Portugal launched the D8 visa in October 2022 as a formal remote work category.

The D8 targets employees with at least one-year contracts and self-employed professionals with ongoing client relationships. It connects directly to Portugal’s existing five-year residence-to-citizenship track, making it one of the more straightforward European routes for remote workers.

Key details include:

  • Initial validity: one to two years.
  • Renewals: up to five years total.
  • Permanent residence: after five years.
  • Citizenship: after five years, with A2 Portuguese proficiency.
  • Family members: can accompany or join later.
  • Tax: newcomer tax incentives and treaty relief may be available.
  • Caveat: Parliament is revising aspects of citizenship law, so timelines may shift.

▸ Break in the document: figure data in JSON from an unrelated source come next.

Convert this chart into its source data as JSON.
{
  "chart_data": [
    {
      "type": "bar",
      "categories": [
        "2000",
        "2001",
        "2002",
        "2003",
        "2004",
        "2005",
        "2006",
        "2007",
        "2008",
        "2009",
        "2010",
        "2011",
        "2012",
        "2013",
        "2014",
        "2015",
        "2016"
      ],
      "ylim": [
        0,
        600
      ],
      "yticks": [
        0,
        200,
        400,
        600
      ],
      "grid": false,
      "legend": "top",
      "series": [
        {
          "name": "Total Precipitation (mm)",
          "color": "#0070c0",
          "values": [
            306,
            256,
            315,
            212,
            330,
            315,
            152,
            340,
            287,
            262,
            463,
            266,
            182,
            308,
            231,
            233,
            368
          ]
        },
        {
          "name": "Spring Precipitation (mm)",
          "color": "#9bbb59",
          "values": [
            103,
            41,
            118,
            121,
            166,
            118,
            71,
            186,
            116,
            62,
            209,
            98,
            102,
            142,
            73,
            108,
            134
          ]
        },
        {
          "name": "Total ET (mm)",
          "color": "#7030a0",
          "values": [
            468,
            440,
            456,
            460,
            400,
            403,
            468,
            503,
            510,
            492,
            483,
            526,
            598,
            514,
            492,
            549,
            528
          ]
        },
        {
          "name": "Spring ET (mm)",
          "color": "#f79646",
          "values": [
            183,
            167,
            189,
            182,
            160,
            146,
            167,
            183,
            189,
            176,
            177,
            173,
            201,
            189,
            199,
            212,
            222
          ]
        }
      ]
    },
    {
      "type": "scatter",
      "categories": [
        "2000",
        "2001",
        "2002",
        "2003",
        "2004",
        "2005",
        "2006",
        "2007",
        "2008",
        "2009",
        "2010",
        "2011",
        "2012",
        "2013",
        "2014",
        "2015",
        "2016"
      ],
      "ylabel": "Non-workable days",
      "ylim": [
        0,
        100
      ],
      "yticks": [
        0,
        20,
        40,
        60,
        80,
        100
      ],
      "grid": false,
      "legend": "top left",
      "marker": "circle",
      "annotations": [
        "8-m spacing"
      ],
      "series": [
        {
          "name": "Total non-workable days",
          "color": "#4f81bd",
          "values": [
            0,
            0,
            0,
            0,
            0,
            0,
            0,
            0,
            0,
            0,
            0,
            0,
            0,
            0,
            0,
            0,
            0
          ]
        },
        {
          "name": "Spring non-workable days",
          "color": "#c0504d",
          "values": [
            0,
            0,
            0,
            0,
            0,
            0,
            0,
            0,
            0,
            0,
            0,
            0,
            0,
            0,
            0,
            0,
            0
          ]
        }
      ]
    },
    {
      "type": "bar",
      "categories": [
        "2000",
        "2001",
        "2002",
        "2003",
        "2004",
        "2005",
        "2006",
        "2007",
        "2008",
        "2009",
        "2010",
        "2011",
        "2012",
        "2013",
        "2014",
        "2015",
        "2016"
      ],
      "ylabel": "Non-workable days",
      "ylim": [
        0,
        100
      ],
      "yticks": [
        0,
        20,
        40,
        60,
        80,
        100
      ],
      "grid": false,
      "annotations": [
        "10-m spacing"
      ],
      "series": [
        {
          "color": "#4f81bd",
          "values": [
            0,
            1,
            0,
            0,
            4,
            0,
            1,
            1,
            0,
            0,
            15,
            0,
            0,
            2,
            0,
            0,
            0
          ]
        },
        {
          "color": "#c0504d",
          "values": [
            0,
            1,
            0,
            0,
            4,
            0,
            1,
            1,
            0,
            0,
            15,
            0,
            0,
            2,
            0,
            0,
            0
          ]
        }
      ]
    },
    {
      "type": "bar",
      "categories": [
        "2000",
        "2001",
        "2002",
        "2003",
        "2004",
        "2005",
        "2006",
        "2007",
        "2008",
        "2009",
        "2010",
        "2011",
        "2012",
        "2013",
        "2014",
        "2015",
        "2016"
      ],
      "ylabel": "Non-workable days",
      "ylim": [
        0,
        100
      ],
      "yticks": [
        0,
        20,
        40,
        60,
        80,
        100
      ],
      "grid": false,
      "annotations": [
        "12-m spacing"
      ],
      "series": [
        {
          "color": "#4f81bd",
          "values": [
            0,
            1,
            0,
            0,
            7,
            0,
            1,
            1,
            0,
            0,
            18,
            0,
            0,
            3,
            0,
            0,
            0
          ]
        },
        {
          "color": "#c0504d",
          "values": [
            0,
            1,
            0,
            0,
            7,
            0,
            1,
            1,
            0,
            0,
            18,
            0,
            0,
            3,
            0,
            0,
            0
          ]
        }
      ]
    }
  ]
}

Portugal also participates in the CPLP, which offers preferential mobility between Portuguese-speaking countries including Brazil, Angola, Mozambique, and Cape Verde.

Germany

Germany’s freelance residence permit has existed for decades and became a de facto digital nomad route as remote work became more common.

Unlike many purpose-built digital nomad visas, Germany’s freelance permit is a standard self-employment category that can renew indefinitely if the applicant maintains qualifying freelance activity.

Key details include:

  • No fixed legal income floor.
  • Practical income level: around €2,500 per month, supported by contracts, invoices, and bank statements.
  • Renewals: indefinite if activity remains qualifying.
  • Permanent residence: after about five years.
  • Citizenship: eight years, or six with an approved integration course.
  • Documentation: heavy.
  • Licensing: required for some liberal professions.
  • Tax: staying over 183 days or establishing a center of vital interests may create German tax residency with progressive rates.

Germany is presented as one of the most reliable long-term European structures because there is no two-year cap or forced exit.

Why European routes matter

The transcript argues that European digital nomad and freelance routes are valuable because citizenship in an EU or EEA-linked country does not only provide access to one country.

Citizenship in a European Union country can grant the right to live, work, and establish businesses across all 27 EU member states, plus Iceland, Liechtenstein, and Norway, without separate permits or visas.

That means access to a settlement zone of more than 450 million people across 31 countries.

Main risks and decision criteria

The transcript presents these programs as settlement pipelines rather than simple remote work permits, but several caveats matter:

  • Some visas do not directly lead to settlement and require a later category change.
  • Some programs have high income thresholds.
  • Some routes require difficult language exams.
  • Some countries impose standard tax residency if the applicant spends enough time there.
  • Some programs offer lifestyle or tax benefits but weak or restrictive citizenship prospects.
  • Family inclusion varies by country.
  • Regional settlement rights may exist legally but require careful navigation in practice.

The practical choice depends on the applicant’s goal. Armenia and Ecuador are presented as faster or lower-barrier options. Portugal, Germany, Spain, Italy, Greece, and Latvia are positioned as European routes that may eventually unlock EU-wide settlement rights. Taiwan rewards professional credentials, while Indonesia requires more complex structuring.